Kedatangan Wynne dan rekan-rekannya di jalan buntu Winchester Road menandai awal dari apa yang kemudian diklaim, sebagai salah satu operasi propaganda paling sukses dalam sejarah Inggris paska perang. Sebuah operasi rahasia yang membantu menggulingkan pemimpin negara terpadat keempat di dunia dan berkontribusi pada pembunuhan massal lebih dari setengah juta warganya.

Bukti peran Inggris dalam menghasut, seperti apa yang kemudian digambarkan oleh CIA (Central Intelligence Agency) sebagai “salah satu pembunuhan massal terburuk abad ke-20” dalam dokumen Kantor Luar Negeri yang sudah tidak dirahasiakan lagi (deklasifikasi) di Kew, London.

Baru-baru ini seperti yang dirilis Arsip Nasional Inggris, pamflet yang dimaksudkan untuk ditulis oleh patriot Indonesia tetapi pada kenyataannya ditulis oleh propagandis Inggris, menyerukan kepada Indonesia untuk melenyapkan PKI, partai komunis terbesar di dunia non-komunis.

Hasil dari kekacauan itu adalah kediktatoran militer 32 tahun yang brutal dan korup, yang warisannya pada akhirnya membentuk Indonesia hingga hari ini.

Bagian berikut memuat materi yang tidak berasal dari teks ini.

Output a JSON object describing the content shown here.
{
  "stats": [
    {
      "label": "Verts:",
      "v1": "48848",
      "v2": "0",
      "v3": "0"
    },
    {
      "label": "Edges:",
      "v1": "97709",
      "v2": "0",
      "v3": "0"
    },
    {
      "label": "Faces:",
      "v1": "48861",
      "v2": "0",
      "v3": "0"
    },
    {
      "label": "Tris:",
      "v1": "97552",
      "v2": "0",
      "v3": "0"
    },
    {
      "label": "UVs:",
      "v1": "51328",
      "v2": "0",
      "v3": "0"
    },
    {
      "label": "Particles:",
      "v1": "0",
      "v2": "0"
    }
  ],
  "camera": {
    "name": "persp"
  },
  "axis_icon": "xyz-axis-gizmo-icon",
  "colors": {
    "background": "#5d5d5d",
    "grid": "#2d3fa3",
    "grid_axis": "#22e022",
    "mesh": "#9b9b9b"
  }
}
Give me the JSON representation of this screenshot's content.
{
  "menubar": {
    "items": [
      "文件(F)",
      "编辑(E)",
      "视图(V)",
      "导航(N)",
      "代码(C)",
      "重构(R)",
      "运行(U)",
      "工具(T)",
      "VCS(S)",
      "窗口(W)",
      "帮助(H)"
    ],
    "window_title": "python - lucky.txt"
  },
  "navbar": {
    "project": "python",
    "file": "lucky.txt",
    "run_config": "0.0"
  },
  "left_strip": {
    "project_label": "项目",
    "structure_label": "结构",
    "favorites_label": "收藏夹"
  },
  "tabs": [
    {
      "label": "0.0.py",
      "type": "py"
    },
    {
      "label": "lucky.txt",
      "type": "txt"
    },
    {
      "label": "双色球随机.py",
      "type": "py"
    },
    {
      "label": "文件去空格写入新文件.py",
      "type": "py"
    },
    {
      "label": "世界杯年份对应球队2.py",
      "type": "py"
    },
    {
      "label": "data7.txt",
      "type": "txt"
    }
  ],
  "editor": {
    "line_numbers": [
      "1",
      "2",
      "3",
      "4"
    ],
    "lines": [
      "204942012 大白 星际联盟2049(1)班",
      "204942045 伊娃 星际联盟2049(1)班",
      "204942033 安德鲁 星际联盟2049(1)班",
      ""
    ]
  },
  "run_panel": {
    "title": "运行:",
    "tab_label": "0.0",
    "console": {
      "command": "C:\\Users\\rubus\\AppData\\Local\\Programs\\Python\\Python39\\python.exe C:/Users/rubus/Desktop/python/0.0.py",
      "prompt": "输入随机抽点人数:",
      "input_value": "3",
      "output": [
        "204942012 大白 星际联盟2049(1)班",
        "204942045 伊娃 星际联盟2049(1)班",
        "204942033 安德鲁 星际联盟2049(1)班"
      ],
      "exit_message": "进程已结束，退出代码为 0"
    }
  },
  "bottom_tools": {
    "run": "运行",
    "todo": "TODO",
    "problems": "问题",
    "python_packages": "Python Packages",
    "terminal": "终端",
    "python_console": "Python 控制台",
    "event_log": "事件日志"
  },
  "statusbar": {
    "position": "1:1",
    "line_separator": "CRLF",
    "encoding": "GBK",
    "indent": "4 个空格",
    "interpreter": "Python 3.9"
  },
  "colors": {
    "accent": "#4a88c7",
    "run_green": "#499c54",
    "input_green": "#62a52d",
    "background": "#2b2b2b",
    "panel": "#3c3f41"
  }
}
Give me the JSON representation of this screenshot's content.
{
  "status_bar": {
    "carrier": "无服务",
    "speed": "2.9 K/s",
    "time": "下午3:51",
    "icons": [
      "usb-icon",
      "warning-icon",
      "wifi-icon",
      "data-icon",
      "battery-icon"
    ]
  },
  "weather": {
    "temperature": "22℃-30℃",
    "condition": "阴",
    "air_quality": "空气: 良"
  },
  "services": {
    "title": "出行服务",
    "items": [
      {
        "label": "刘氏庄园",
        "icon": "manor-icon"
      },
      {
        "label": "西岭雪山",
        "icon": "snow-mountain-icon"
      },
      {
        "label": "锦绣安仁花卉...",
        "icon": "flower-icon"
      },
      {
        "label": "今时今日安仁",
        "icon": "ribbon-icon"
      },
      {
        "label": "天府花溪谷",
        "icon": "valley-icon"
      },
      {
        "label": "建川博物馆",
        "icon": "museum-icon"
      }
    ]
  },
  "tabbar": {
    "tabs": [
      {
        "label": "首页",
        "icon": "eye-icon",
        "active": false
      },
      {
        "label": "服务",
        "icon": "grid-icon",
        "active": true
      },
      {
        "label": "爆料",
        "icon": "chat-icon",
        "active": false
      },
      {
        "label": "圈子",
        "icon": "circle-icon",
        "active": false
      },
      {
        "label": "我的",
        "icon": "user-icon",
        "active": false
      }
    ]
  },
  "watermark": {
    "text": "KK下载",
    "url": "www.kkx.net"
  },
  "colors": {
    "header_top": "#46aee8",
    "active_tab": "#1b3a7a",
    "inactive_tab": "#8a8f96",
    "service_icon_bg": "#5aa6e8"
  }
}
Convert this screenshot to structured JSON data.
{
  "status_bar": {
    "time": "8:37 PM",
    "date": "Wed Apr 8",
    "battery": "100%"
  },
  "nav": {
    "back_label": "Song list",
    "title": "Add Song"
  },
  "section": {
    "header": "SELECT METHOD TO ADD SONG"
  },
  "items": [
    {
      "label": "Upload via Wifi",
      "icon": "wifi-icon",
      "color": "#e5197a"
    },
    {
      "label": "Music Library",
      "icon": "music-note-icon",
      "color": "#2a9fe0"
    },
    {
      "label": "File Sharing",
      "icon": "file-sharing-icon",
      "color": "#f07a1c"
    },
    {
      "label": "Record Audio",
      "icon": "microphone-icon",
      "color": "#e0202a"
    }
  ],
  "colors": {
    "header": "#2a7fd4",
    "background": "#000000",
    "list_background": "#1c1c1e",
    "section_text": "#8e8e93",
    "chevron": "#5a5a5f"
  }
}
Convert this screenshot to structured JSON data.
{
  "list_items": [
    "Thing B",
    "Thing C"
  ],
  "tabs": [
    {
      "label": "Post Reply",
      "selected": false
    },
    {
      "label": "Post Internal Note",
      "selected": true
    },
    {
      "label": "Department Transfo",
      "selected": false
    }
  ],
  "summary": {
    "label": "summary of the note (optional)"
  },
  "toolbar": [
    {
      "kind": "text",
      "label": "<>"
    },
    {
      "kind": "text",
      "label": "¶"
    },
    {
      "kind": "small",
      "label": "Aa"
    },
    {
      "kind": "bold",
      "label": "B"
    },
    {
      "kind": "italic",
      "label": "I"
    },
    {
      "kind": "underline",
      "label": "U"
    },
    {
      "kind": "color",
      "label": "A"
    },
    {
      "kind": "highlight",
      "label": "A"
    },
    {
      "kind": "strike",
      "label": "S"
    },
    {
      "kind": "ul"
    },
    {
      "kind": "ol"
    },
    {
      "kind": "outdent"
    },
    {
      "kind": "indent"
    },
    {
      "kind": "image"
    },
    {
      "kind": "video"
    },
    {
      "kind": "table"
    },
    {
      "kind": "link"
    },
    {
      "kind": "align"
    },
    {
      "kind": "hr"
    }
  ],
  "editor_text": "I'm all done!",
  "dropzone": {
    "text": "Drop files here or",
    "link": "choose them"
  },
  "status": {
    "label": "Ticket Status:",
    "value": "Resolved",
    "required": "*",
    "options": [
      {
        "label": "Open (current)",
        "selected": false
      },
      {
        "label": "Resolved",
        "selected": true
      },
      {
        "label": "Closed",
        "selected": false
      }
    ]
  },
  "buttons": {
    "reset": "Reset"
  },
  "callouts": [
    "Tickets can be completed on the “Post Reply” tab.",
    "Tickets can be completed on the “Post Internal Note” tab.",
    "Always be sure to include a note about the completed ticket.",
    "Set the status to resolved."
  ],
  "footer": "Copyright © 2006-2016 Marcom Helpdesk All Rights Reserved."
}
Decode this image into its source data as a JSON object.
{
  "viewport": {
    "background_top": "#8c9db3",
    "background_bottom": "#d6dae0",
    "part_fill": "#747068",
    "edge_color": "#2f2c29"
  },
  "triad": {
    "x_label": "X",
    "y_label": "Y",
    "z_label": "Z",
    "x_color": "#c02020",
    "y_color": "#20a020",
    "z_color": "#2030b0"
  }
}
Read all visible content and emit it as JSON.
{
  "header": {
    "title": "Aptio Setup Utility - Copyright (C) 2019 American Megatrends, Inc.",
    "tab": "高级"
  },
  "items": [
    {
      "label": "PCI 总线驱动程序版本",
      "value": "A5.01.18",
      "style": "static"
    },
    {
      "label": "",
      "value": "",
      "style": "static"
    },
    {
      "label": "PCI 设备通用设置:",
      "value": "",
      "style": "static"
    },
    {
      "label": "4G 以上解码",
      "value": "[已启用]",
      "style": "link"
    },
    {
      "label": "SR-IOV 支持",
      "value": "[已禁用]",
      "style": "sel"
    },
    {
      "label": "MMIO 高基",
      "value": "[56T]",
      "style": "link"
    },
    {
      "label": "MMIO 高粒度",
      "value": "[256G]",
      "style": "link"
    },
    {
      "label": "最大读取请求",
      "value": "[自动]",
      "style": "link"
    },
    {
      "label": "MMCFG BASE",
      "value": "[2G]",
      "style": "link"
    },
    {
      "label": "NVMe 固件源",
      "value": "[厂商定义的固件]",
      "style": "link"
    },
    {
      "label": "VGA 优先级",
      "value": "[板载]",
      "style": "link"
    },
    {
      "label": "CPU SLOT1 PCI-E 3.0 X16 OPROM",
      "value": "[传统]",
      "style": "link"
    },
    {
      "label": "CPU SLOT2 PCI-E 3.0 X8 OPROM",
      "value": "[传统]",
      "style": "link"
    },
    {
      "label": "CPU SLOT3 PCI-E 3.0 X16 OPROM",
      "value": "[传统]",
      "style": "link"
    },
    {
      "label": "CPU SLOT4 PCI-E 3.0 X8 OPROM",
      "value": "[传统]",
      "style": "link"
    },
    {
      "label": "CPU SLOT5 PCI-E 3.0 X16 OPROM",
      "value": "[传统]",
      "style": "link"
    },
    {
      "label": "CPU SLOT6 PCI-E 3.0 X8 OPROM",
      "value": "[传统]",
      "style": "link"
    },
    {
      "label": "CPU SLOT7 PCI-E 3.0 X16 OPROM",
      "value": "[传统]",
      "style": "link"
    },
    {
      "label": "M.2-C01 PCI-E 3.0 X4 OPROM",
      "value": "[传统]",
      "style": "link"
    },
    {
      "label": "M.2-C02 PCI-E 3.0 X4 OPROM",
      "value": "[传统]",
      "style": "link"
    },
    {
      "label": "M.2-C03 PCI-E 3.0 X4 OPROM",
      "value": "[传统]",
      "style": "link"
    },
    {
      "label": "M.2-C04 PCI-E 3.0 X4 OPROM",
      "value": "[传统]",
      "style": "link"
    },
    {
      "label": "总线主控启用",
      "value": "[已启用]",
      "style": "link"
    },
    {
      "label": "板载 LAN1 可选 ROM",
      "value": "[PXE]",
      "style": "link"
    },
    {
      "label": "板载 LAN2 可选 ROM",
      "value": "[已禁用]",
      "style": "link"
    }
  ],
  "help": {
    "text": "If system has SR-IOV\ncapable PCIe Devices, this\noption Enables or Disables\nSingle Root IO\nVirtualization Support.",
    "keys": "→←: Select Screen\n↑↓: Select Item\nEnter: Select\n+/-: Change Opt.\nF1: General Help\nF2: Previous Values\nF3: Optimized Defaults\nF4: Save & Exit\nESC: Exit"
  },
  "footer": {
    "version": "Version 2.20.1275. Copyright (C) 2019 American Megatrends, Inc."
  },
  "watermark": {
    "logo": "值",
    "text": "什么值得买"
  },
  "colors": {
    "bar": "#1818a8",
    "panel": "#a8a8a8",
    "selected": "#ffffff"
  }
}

Dua tahun sebelumnya, sebagai tanggapan atas rencana Inggris untuk menciptakan negara Malaysia merdeka dari jajahan kolonialnya, Presiden Indonesia yang berhaluan kiri Sukarno meluncurkan “Konfrontasi”, sebuah perang yang tidak diumumkan, mencakup serangan militer di perbatasan ke Malaysia Timur. Sukarno, seperti banyak orang Indonesia, termasuk PKI, percaya bahwa pembentukan federasi Malaysia adalah campur tangan regional yang tidak beralasan oleh Inggris demi mempertahankan dominasi kolonial mereka.

Inggris terpaksa mendedikasikan sumber daya militer dan intelijen yang sangat besar untuk membantu Malaysia melawan intrusi Konfrontasi ini.

Kebijakan Inggris adalah untuk mengakhiri konflik. Tetapi kenyataannya tujuan Inggris tidak berakhir di sana.

Seperti sekutu AS dan Australianya, Inggris takut akan Indonesia yang komunis. PKI memiliki tiga juta anggota dan dekat dengan Cina-Mao. Di Washington, jatuhnya “domino” Indonesia ke dalam kubu komunis dipandang sebagai ancaman yang lebih besar daripada potensi kerugian Vietnam.

Semakin nasionalisme non-blok Sukarno, anti-kolonialisme dan hubungan yang berkembang dengan Cina, semakin dipandang sebagai ancaman, yang tentunya akan berkurang jika presiden dan menteri luar negerinya (Subandrio) dicopot dari jabatan, dan pengaruh PKI di Indonesia bisa berkurang – paling masuk akal adalah melalui tindakan yang akan dilakukan oleh tentara Indonesia, yang sebagian besar anti-komunis.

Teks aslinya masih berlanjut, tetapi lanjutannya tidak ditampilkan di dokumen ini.